Pru Parke, gardener extraordinaire and casual sleuth, has been invited to re-create the garden around the esteemed Primrose House, returning it to the grandeur of the 18th century and renowned designer Humphry Repton’s meticulous plans. Everything is going so well, even her spicy relationship with Inspector Pearse, until the body of a quarrelsome servant is found dead among her butchered yews, an axe sticking out of him. The police chase down a suspect, but their evidence leaves a lot wanting and Pru just knows that they have the wrong man. In order to protect her new made friends, she starts to investigate, but is she digging her own grave? Meanwhile, she continues to look for clues to her past only to make a startling discovery about her family lineage.
I discovered this novel on NetGalley and was charmed by the description, the cover, and the very coziness of the title itself. Fall is starting to creep in up here in DC, and the mums are already opening tentative buds as the leaves turn golden and flutter to the ground. What better time to read a mystery about the beauty of nature and the joys of gardening? I haven’t read any of the previous books in this series, but The Red Book of Primrose House easily introduced me into Pru’s world and ongoing troubles so I was able to fall right into the mystery while also being intrigued by action from previous novels.

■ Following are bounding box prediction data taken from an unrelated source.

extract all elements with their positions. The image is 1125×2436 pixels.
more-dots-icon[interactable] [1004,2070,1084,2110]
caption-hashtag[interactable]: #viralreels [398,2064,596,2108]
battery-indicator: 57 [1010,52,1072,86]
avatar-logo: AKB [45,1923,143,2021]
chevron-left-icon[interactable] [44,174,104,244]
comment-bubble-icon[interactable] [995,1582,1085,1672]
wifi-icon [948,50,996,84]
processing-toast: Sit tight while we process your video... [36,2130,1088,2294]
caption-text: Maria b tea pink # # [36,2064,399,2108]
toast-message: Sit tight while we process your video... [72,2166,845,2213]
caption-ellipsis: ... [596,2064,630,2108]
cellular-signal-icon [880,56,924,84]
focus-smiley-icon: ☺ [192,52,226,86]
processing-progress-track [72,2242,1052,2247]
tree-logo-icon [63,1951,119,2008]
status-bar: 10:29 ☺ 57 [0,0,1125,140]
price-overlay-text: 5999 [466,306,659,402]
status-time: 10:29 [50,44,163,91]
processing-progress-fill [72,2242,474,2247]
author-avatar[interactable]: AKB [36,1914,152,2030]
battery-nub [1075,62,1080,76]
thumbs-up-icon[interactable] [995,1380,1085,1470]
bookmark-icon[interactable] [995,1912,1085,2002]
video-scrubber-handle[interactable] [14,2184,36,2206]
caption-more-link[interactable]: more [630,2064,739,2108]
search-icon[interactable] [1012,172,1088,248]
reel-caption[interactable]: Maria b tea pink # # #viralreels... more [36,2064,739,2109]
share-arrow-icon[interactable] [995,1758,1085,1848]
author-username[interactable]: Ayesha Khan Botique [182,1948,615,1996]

The mystery starts out with a bang (or should I say a stab?) showing the murder before going back in time to Pru’s start at the illustrious house. This reels the reader in and, although we know about the murder, we aren’t quite sure who the victim is, adding even more tension as we wait for the event that we know will happen. The first part of the book is enmeshed with cozy writing and subtle hints, internal conflicts among people that blossom and grow, leading readers to speculate: who will be victim and who killer? The writing brings out the rich sense of history and space, creating that essential atmosphere we cozy fans seek.
However, once the murder occurs and Pru’s haphazard investigation crawls. She barely investigates although she surmises a lot. The stress of working at Primrose House and the demanding nature of her clients keeps her bone tired, and while readers are certainly on edge with the stress of Pru’s life, we all wish that the mystery which initially captivated us would get a move on already, please! The side stories about Pru’s relationship and her discovery about her family are intriguing and well drawn, but they also consume a great deal of page space, pushing the investigation to the backburner. In the conclusion, the killer is predictable, although not the confrontation.
The confrontation between Pru and the killer was very tense and enjoyable. It drew heavily on realism and made readers fear for Pru. The pacing of the ending moments draws out the anguish of hiding and also the quickness of what is happening, combining elements nicely to full effect. The chapters that come afterwards, however, are quite a few and somewhat anticlimactic as they go back to Pru’s personal life.
Overall, The Red Book of Primrose House was an enjoyable read, but not a lasting favorite. The slow pacing and diminishment of investigation makes this cozy mystery fall behind other series out there. Regardless, I was still interested in checking out earlier mysteries in the Potting Shed series. Recommended.